Mülberger şimdi şöyle yakınıyor:
"Bu basit, ciddi olgunun dile getirilişi, Engels'in beni evin nasıl "yasal tasarruf hakkı" haline geldiğini anlatmam gerektiği —ki bu benim görev kapsamımın oldukça dışında kalıyordu— konusunda uyarmasına neden oluyor. ... Tanımlama bir şeydir, açıklama başka bir şey. Proudhon ile birlikte toplumun ekonomik yaşamından bir adalet kavramının etkisi altında olması gerektiğini söylediğim zaman, günümüz toplumunu, bütün adalet kavramlarının değil, ama devrimin adalet kavramının eksik olduğu bir toplum olarak tanımlıyorum ki, bu olguyu, Engels'in kendisi de itiraf edecektir."
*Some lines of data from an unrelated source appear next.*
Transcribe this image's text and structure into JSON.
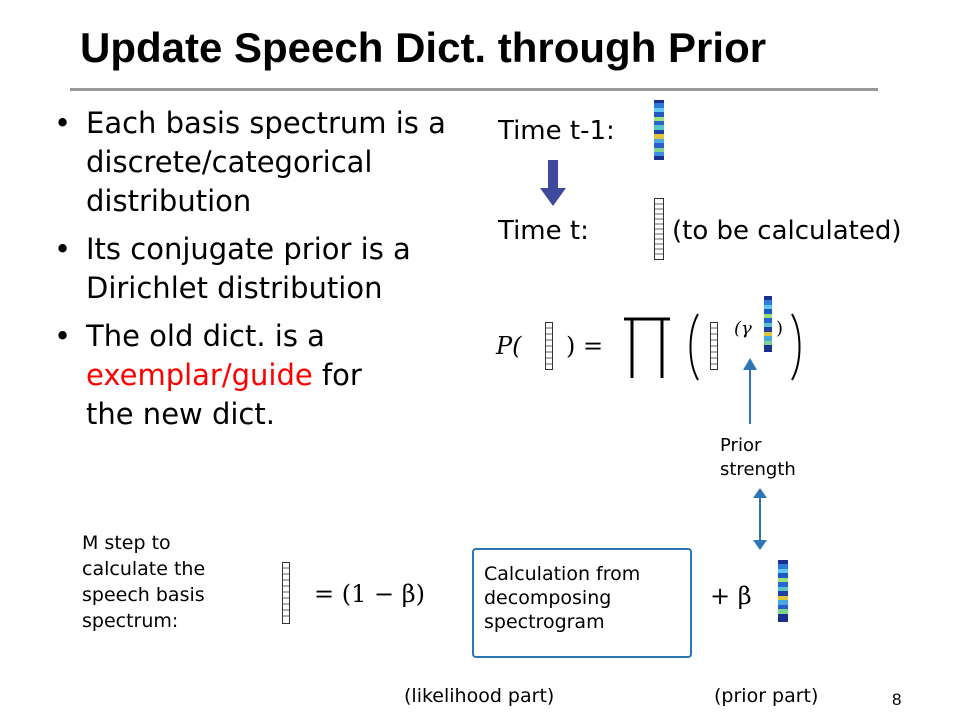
{
  "slide": {
    "title": "Update Speech Dict. through Prior",
    "page_number": "8"
  },
  "bullets": [
    "Each basis spectrum is a discrete/categorical distribution",
    "Its conjugate prior is a Dirichlet distribution"
  ],
  "bullet3": {
    "before": "The old dict. is a ",
    "highlight": "exemplar/guide",
    "after": " for the new dict."
  },
  "right": {
    "time_prev_label": "Time t-1:",
    "time_curr_label": "Time t:",
    "to_be_calculated": "(to be calculated)"
  },
  "equation": {
    "p_open": "P(",
    "p_close": ") =",
    "gamma_open": "(γ",
    "gamma_close": ")"
  },
  "prior_strength": "Prior strength",
  "m_step": {
    "description": "M step to calculate the speech basis spectrum:",
    "eq_left": "= (1 − β)",
    "box_text": "Calculation from decomposing spectrogram",
    "eq_right": "+ β"
  },
  "captions": {
    "likelihood": "(likelihood part)",
    "prior": "(prior part)"
  },
  "colors": {
    "accent_red": "#ff0000",
    "box_border": "#2e75b6",
    "arrow_blue": "#2e75b6",
    "arrow_dark": "#3f4a9e"
  }
}
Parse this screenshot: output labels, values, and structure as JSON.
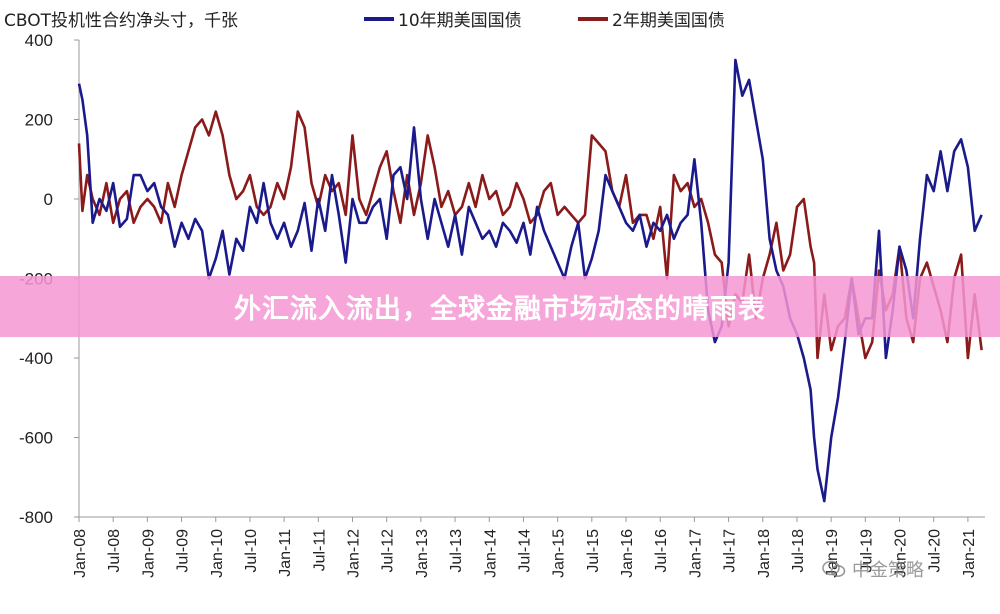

Şimdilik yapılmış olan evden ayrılmayalım. Ev, bir kez kiraya verildikten sonra onun üzerinden yapılan kâr da dahil olmak üzere, arsa kirası, onarım masrafları, ve yatırılan yapım sermayesinin faizini, kira şeklinde karşılamaktadır; ve koşullara bağlı olarak tedricen ödenen kira ilk maliyet bedelinin iki, üç, beş katı ya da on katına varmaktadır. Bu, dostum Mülberger, "basit, ciddi olgunun", bir ekonomik "olgu"nun "dile getirilmesidir"; ve eğer biz, onun "nasıl olup da" varolduğunu öğrenmek istersek, araştırmamızı ekonomik alanda yapmalıyız. Dolayısıyla, bu olguya biraz daha yakından bakalım ki, artık bir çocuk dahi onu yanlış anlamasın. Bilindiği gibi, meta satışı, sahibinin kullanım-değerinden vazgeçmesi ve değişim-değerini cebine atması gerçeğinden oluşmaktadır. Metaların kullanım-değeri, diğer şeyler yanısıra, tüketimleri için gerekli değişik dönemler bakımından da birbirinden farklı olmaktadır. Bir somun ekmek bir günde tüketilmekte, bir pantolon bir yılda, ve bir ev yüz yılda eskimektedir. Bu nedenle, dayanıklı metalar açısından, bunların kullanım-değerini parça parça ve her seferinde belirli bir dönem için satma, yani kiralama olanağı doğurmaktadır. Dolayısıyla parça parça satış, değişim-değerini ancak tedricen gerçekleştirmektedir. Yatırılan sermayenin geri ödenmesi ve ona tahakkuk etmiş faizden vazgeçmenin bir tazminatı olarak satıcı, hiç bir şekilde keyfi biçimde değil, ekonomi politik yasaları uyarınca belirlenen, daha yüksek bir fiyat, faiz almaktadır. Yüz yılın sonunda ev tükenmiş, eskimiş, ve artık oturulamaz haldedir. Şimdi, ev için ödenen toplam kiradan aşağıdakileri çıkaralım: 1) sözkonusu dönemde kaydetmiş olabileceği herhangi bir artışla birlikte arsa kirası, ve 2) cari onarımlar için harcanan miktarı çıkarırsak, bakiyenin ortalama olarak aşağıdakilerden oluştuğunu görürüz: 1° ilk olarak eve yatırılmış olan yapım sermayesi, 2° bunun kârı, ve 3° tedricen vadesi gelen sermaye ve kâr faizi. Şimdi, bu dönemin sonunda kiracının evi olmadığı doğrudur, ama ev sahibinin de yoktur.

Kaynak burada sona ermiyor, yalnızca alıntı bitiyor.